Frames from different sources are combined into batches (the first object model configuration determines the batch size) and, together with metadata, pass sequentially through the elements of the pipeline. Each element can change the metadata, add/delete/change objects and their attributes.

In Figure 2, the first element specified by the user is a detection model.

This detector locates objects on the frame and adds information about them to the frame metadata. Savant uses bounding boxes of 2 types to describe locations of detected objects: axis-aligned boxes or rotated boxes.

Note

Rotated boxes have to be supported by the used detection models.

In addition to location, detected objects receive labels based on a combination of the model name and object class label.

For example, the detection model in Figure 2 is named yolo, and it can detect 3 classes of objects: car, dog and cat. Therefore, detected objects will be added to the meta information with labels yolo.car, yolo.dog, yolo.cat. This property allows the user to specify the input object for any subsequent models.

Frame meta information always holds an object that corresponds to the whole frame. This object’s label name is set to frame. If you do not specify which objects should be used as input then the frame object will be used by default, i.e. the whole frame.

The next element of the pipeline in Figure 2 is a classification model.

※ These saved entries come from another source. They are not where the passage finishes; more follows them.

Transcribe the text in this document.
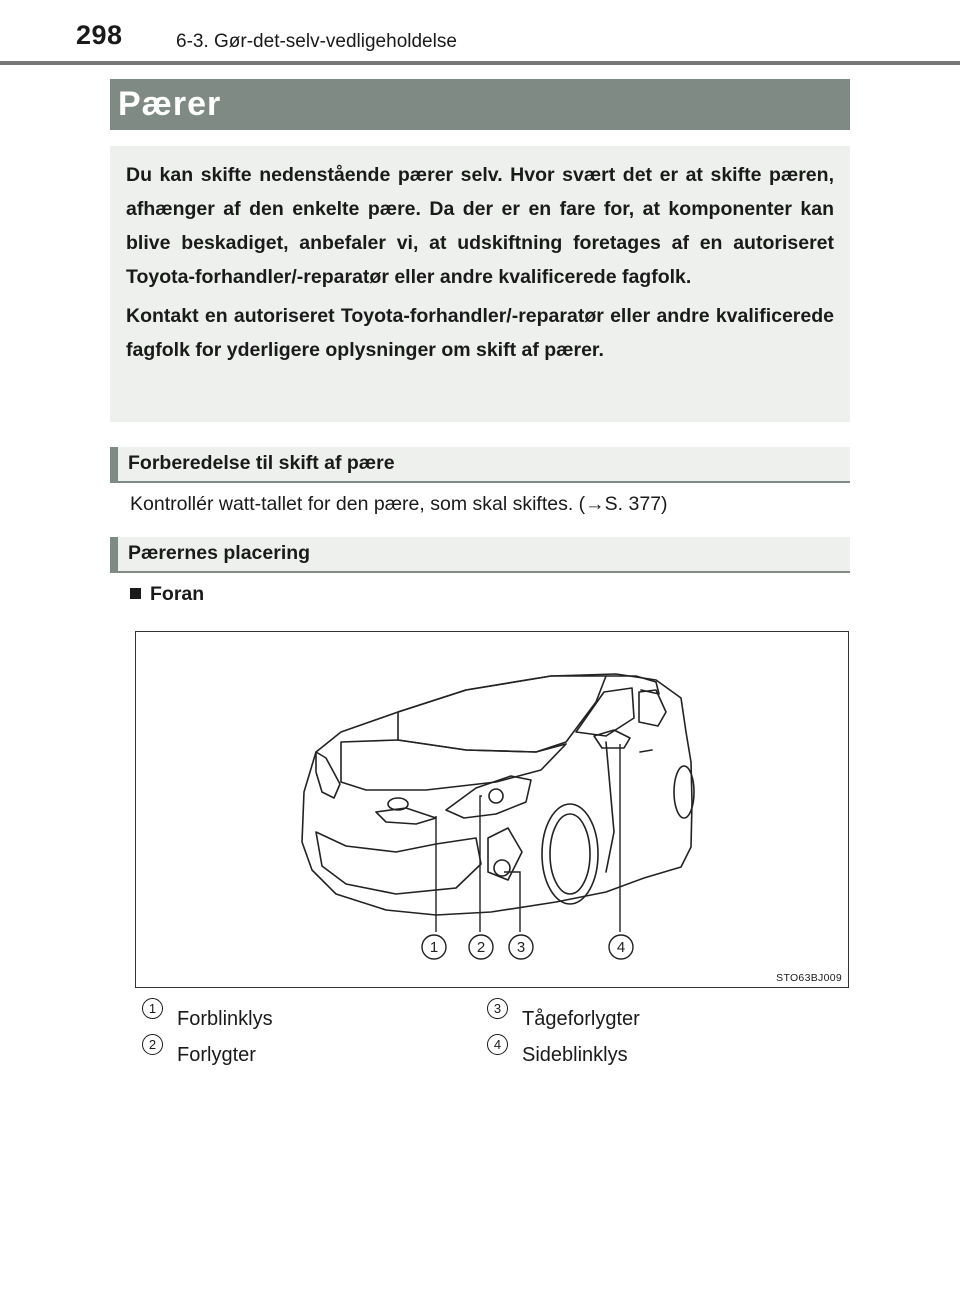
298	6-3. Gør-det-selv-vedligeholdelse
Pærer

Du kan skifte nedenstående pærer selv. Hvor svært det er at skifte pæren, afhænger af den enkelte pære. Da der er en fare for, at komponenter kan blive beskadiget, anbefaler vi, at udskiftning foretages af en autoriseret Toyota-forhandler/-reparatør eller andre kvalificerede fagfolk.

Kontakt en autoriseret Toyota-forhandler/-reparatør eller andre kvalificerede fagfolk for yderligere oplysninger om skift af pærer.

Forberedelse til skift af pære
Kontrollér watt-tallet for den pære, som skal skiftes. (→S. 377)
Pærernes placering
Foran
1	2 3	4
STO63BJ009
1 Forblinklys
2 Forlygter
3 Tågeforlygter
4 Sideblinklys
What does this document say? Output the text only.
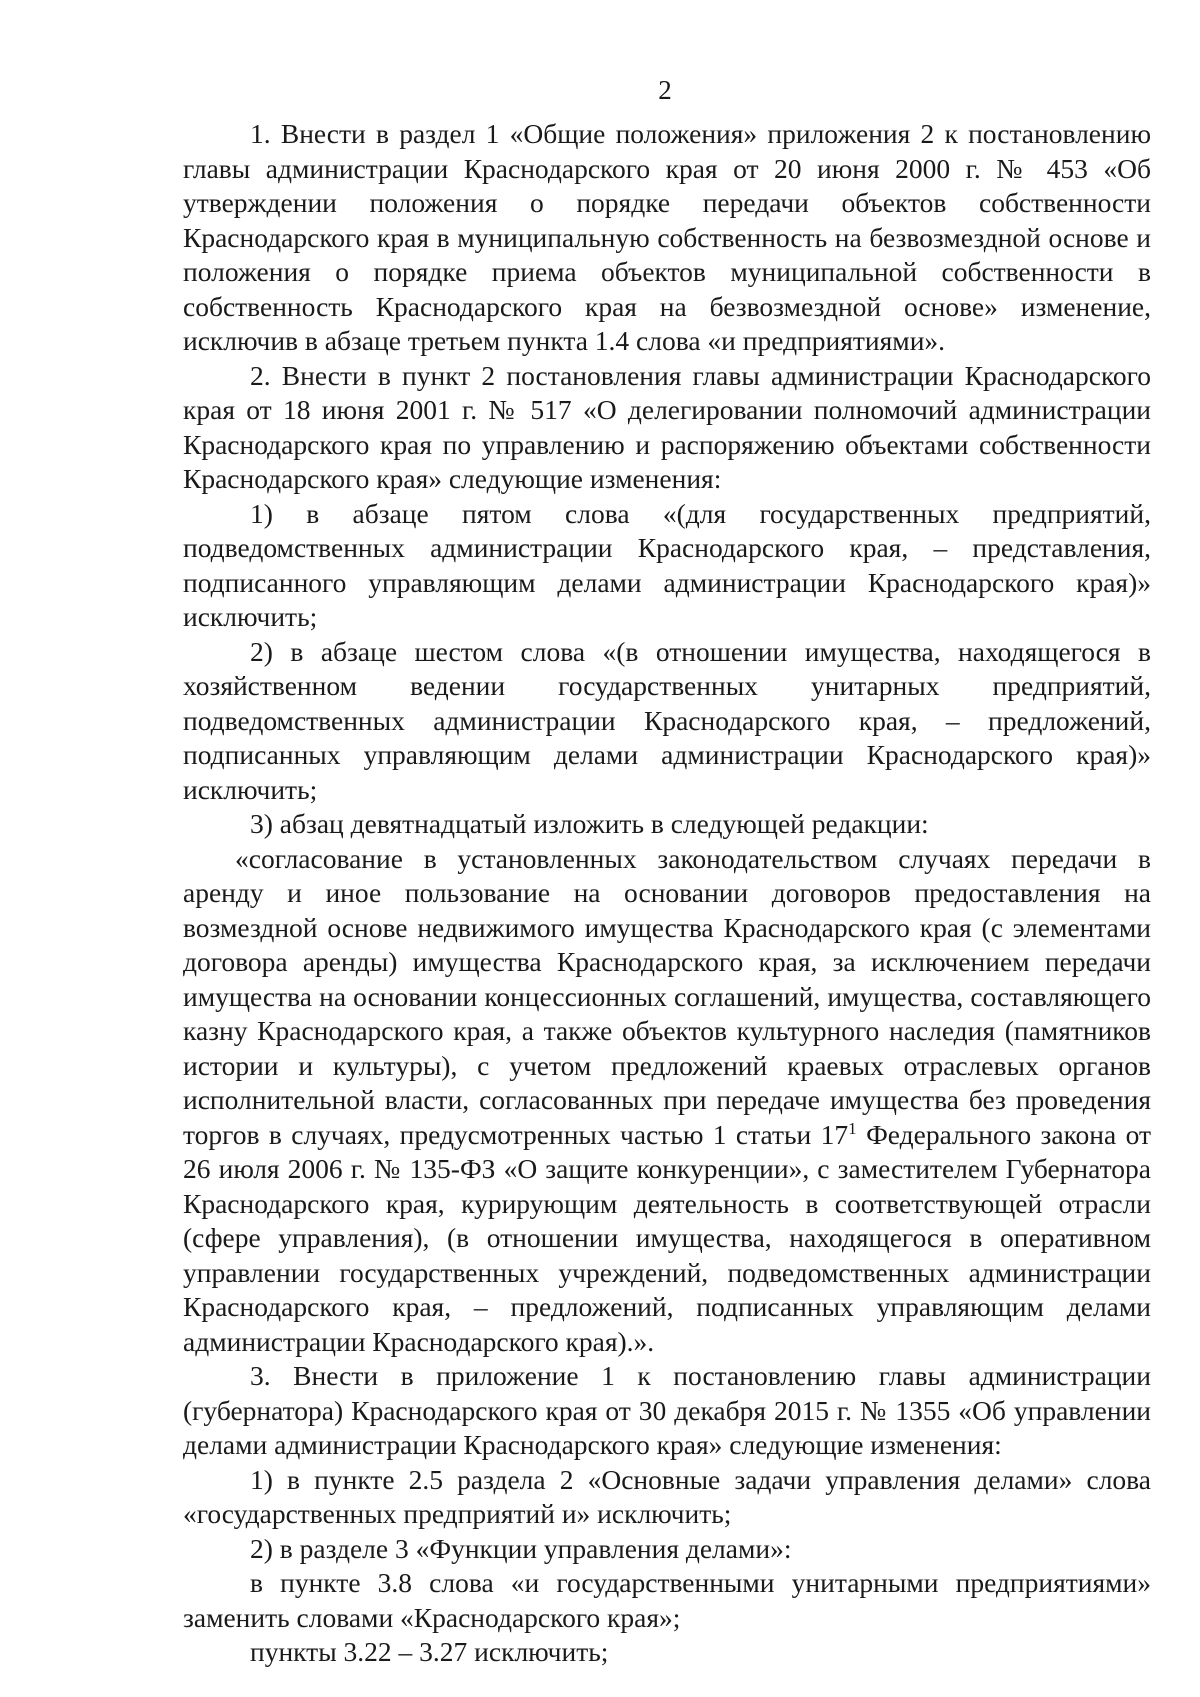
2

1. Внести в раздел 1 «Общие положения» приложения 2 к постановлению главы администрации Краснодарского края от 20 июня 2000 г. № 453 «Об утверждении положения о порядке передачи объектов собственности Краснодарского края в муниципальную собственность на безвозмездной основе и положения о порядке приема объектов муниципальной собственности в собственность Краснодарского края на безвозмездной основе» изменение, исключив в абзаце третьем пункта 1.4 слова «и предприятиями».

2. Внести в пункт 2 постановления главы администрации Краснодарского края от 18 июня 2001 г. № 517 «О делегировании полномочий администрации Краснодарского края по управлению и распоряжению объектами собственности Краснодарского края» следующие изменения:

1) в абзаце пятом слова «(для государственных предприятий, подведомственных администрации Краснодарского края, – представления, подписанного управляющим делами администрации Краснодарского края)» исключить;

2) в абзаце шестом слова «(в отношении имущества, находящегося в хозяйственном ведении государственных унитарных предприятий, подведомственных администрации Краснодарского края, – предложений, подписанных управляющим делами администрации Краснодарского края)» исключить;

3) абзац девятнадцатый изложить в следующей редакции:

«согласование в установленных законодательством случаях передачи в аренду и иное пользование на основании договоров предоставления на возмездной основе недвижимого имущества Краснодарского края (с элементами договора аренды) имущества Краснодарского края, за исключением передачи имущества на основании концессионных соглашений, имущества, составляющего казну Краснодарского края, а также объектов культурного наследия (памятников истории и культуры), с учетом предложений краевых отраслевых органов исполнительной власти, согласованных при передаче имущества без проведения торгов в случаях, предусмотренных частью 1 статьи $17^1$ Федерального закона от 26 июля 2006 г. № 135-ФЗ «О защите конкуренции», с заместителем Губернатора Краснодарского края, курирующим деятельность в соответствующей отрасли (сфере управления), (в отношении имущества, находящегося в оперативном управлении государственных учреждений, подведомственных администрации Краснодарского края, – предложений, подписанных управляющим делами администрации Краснодарского края).».

3. Внести в приложение 1 к постановлению главы администрации (губернатора) Краснодарского края от 30 декабря 2015 г. № 1355 «Об управлении делами администрации Краснодарского края» следующие изменения:

1) в пункте 2.5 раздела 2 «Основные задачи управления делами» слова «государственных предприятий и» исключить;

2) в разделе 3 «Функции управления делами»:

в пункте 3.8 слова «и государственными унитарными предприятиями» заменить словами «Краснодарского края»;

пункты 3.22 – 3.27 исключить;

Let’s say, this model determines the color of a car and shouldn’t process all the objects detected previously. To configure the model to work only on objects that are labeled yolo.car this label must be set in the object field in the configuration file. Savant will then automatically filter all objects present in metadata and only cars will be used as input for the classification model.

The classification results will be added to the yolo.car objects as additional meta-information (attribute).

In this way, as frames go through the pipeline, new objects are detected and added as metadata, which is then being extended with various attributes.

After the frame was processed by all the elements of the pipeline the meta-information for each object in the frame is passed into ZeroMQ Sink element in the output format.